TripoSG is a high-fidelity image-to-3D foundation model developed by VAST-AI Research (Tripo) and released in early 2025. It is designed to synthesize detailed 3D shapes from a single input image, prioritizing geometric precision and structural coherence over the speed-centric approaches of previous generations. The model aims to bridge the gap between rapid feed-forward reconstruction and high-quality shape synthesis by utilizing advanced diffusion techniques.
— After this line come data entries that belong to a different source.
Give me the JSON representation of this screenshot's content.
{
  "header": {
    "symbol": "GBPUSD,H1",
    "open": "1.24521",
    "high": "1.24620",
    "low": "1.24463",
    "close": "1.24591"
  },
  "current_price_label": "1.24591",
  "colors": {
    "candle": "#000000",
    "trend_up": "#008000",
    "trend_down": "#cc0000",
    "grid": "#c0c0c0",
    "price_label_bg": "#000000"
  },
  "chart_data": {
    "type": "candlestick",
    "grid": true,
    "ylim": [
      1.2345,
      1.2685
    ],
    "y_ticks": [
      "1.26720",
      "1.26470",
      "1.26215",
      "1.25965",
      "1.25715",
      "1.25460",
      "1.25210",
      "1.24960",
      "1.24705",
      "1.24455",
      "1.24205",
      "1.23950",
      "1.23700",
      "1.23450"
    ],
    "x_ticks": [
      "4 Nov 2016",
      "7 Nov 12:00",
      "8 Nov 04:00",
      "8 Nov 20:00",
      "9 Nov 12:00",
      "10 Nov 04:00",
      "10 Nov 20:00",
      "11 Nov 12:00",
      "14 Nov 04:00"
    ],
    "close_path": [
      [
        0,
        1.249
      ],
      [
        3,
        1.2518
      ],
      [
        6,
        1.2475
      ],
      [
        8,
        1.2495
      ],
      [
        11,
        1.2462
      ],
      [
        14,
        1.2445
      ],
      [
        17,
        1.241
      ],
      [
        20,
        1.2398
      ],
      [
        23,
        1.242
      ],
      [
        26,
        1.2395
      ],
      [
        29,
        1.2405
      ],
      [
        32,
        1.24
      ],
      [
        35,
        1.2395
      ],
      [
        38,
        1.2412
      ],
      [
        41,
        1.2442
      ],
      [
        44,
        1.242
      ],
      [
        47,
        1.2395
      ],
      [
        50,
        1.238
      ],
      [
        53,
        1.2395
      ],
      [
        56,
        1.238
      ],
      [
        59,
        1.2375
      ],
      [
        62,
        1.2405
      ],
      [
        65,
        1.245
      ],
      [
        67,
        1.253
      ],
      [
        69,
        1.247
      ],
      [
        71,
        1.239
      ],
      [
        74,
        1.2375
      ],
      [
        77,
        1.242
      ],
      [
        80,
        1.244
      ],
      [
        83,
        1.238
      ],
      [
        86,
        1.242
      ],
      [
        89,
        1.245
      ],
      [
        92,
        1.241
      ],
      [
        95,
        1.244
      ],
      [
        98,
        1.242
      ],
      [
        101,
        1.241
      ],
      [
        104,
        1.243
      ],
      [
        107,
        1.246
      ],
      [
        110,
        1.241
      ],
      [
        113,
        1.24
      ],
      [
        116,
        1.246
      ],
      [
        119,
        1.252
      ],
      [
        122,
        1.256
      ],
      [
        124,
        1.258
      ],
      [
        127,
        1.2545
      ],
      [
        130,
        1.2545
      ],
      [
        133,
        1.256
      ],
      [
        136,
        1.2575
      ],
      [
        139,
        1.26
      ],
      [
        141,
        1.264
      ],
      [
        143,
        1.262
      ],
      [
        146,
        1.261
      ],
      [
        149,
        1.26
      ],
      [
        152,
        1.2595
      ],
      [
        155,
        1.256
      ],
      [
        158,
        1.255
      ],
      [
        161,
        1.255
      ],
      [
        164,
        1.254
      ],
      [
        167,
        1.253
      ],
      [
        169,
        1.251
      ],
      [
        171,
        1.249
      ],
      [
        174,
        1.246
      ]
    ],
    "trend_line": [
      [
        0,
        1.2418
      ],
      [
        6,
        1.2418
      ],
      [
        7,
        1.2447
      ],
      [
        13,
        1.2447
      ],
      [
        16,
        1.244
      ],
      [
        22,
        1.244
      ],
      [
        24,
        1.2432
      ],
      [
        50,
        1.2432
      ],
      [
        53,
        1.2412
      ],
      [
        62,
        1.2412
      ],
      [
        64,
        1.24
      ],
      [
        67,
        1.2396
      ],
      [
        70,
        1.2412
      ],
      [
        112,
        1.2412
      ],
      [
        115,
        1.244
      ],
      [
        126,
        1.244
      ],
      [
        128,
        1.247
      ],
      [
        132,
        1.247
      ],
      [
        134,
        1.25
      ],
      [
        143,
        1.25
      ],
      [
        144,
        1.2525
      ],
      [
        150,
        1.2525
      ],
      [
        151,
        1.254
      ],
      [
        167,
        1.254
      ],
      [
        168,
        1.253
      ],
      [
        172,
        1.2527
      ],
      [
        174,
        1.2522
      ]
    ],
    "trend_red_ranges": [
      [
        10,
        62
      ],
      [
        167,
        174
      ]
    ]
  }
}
Architecture and Technical Specs
The model is built on a large-scale rectified flow transformer architecture, which utilizes linear trajectory modeling for more stable and efficient training compared to standard diffusion methods. It operates within a latent space defined by an advanced 3D VAE, which represents geometry using Signed Distance Functions (SDFs) and is trained with hybrid supervision including surface normal guidance and eikonal loss. The primary version of the model contains 1.5 billion parameters and processes objects using 2,048 latent tokens.
Capabilities and Training
TripoSG was trained on a meticulously curated dataset of over 2 million Image-SDF pairs, enabling the model to generalize across various artistic styles, including photorealistic photos, sketches, and stylized illustrations. The model is particularly noted for its ability to produce meshes with sharp geometric features and complex topologies that remain semantically consistent with the input image. While it excels at producing high-resolution geometry, it is frequently used as a geometry engine in pipelines where separate texturing models are applied to the generated mesh.